FIGURE 2.

Characterization of the 47-LDA-Fcγ2a fusion protein and its interaction with DCs. A, Western blotting of 47-LDA-Fcγ2a fusion protein and 47-LDA polypeptide with biotinylated 14G2a mAb and streptavidin-HRP. B, Binding of 47-LDA-Fcγ2a fusion protein and 47-LDA polypeptide to immature CD11c⁺ DCs. BM-derived DCs were stained with FITC-conjugated CD11c-specific mAb in combination with biotinylated 47-LDA-Fcγ2a fusion protein or 47-LDA polypeptide followed by streptavidin-PE and analyzed by flow cytometry. DCs stained with anti-CD86-PE mAb were included as a specificity control. The percentage and mean fluorescent intensity (MFI) of 47-LDA-Fcγ2a, 47-LDA, and CD86 molecules on CD11c-positive DCs are given. Arrows indicate the source of cells in the histograms. Data are from one representative experiment of three performed.
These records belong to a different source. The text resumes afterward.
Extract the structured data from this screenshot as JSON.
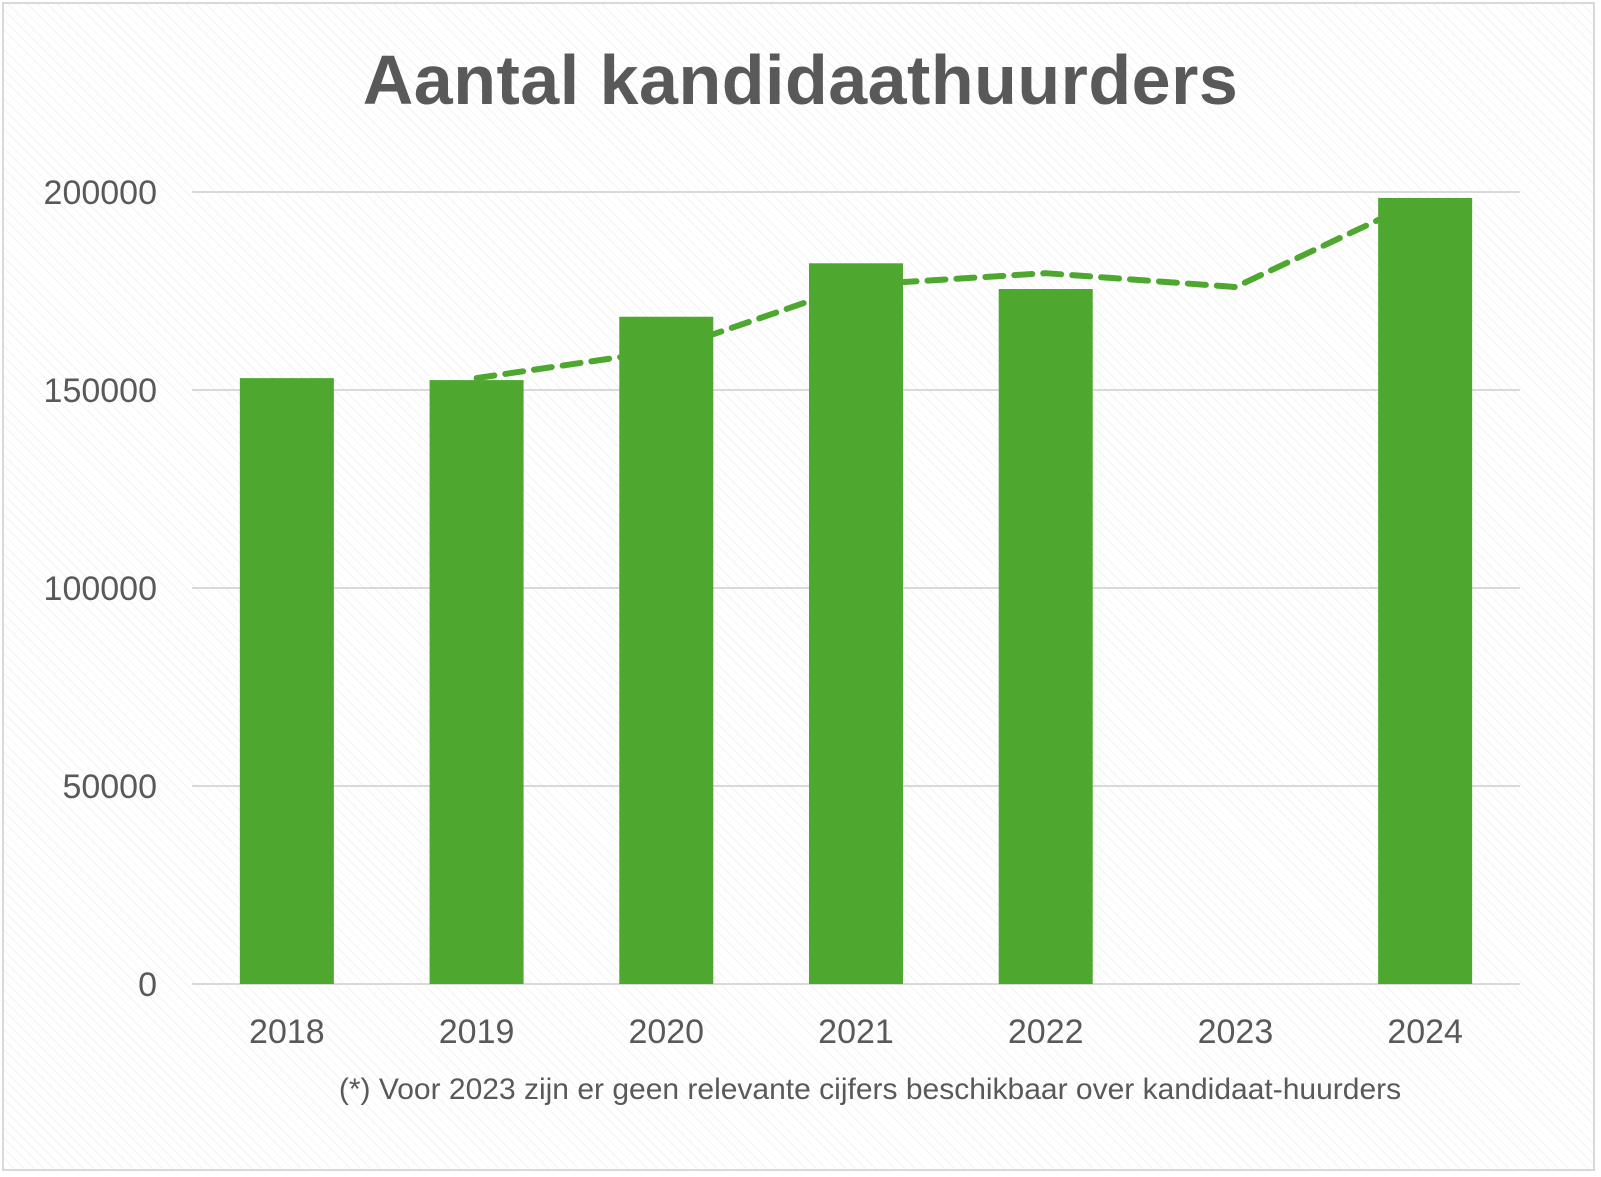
{
  "chart_data": {
    "type": "bar",
    "title": "Aantal kandidaathuurders",
    "categories": [
      "2018",
      "2019",
      "2020",
      "2021",
      "2022",
      "2023",
      "2024"
    ],
    "series": [
      {
        "type": "bar",
        "values": [
          153000,
          152500,
          168500,
          182000,
          175500,
          null,
          198500
        ],
        "color": "#4ea72e"
      },
      {
        "type": "line",
        "style": "dashed",
        "values": [
          null,
          153000,
          160000,
          176500,
          179500,
          176000,
          198500
        ],
        "color": "#4ea72e"
      }
    ],
    "ylim": [
      0,
      200000
    ],
    "yticks": [
      "0",
      "50000",
      "100000",
      "150000",
      "200000"
    ],
    "grid": true,
    "legend": "none",
    "footnote": "(*) Voor 2023 zijn er geen relevante cijfers beschikbaar over kandidaat-huurders"
  }
}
C, Intracellular expression of IL-12p70 × 47-LDA-Fcγ2a⁺, 47-LDA⁺, CD86⁺ DCs, and their negative counterparts after LPS stimulation. Immature DCs were stained with biotinylated 47-LDA-Fcγ2a fusion protein, 47-LDA polypeptide, or CD86-specific mAb followed by streptavidin-PE. The positive and negative populations were sorted on a BD FACSAria flow cytometer, incubated overnight with 1 μg/ml LPS, and analyzed for IL-12p70 expression by intracellular staining with a rat anti-mouse IL-12p70 mAb specific for the IL-12p35 subunit, followed by goat anti-rat secondary Ab. Background staining (MFI, <2.6) was assessed using an isotype control Ab. All flow cytometric evaluations were performed on a FACScan or FACSCalibur flow cytometer. After gating on forward and side scatter parameters, at least 10,000-gated events were routinely acquired and analyzed using CellQuest software. Data are from one representative experiment of three performed.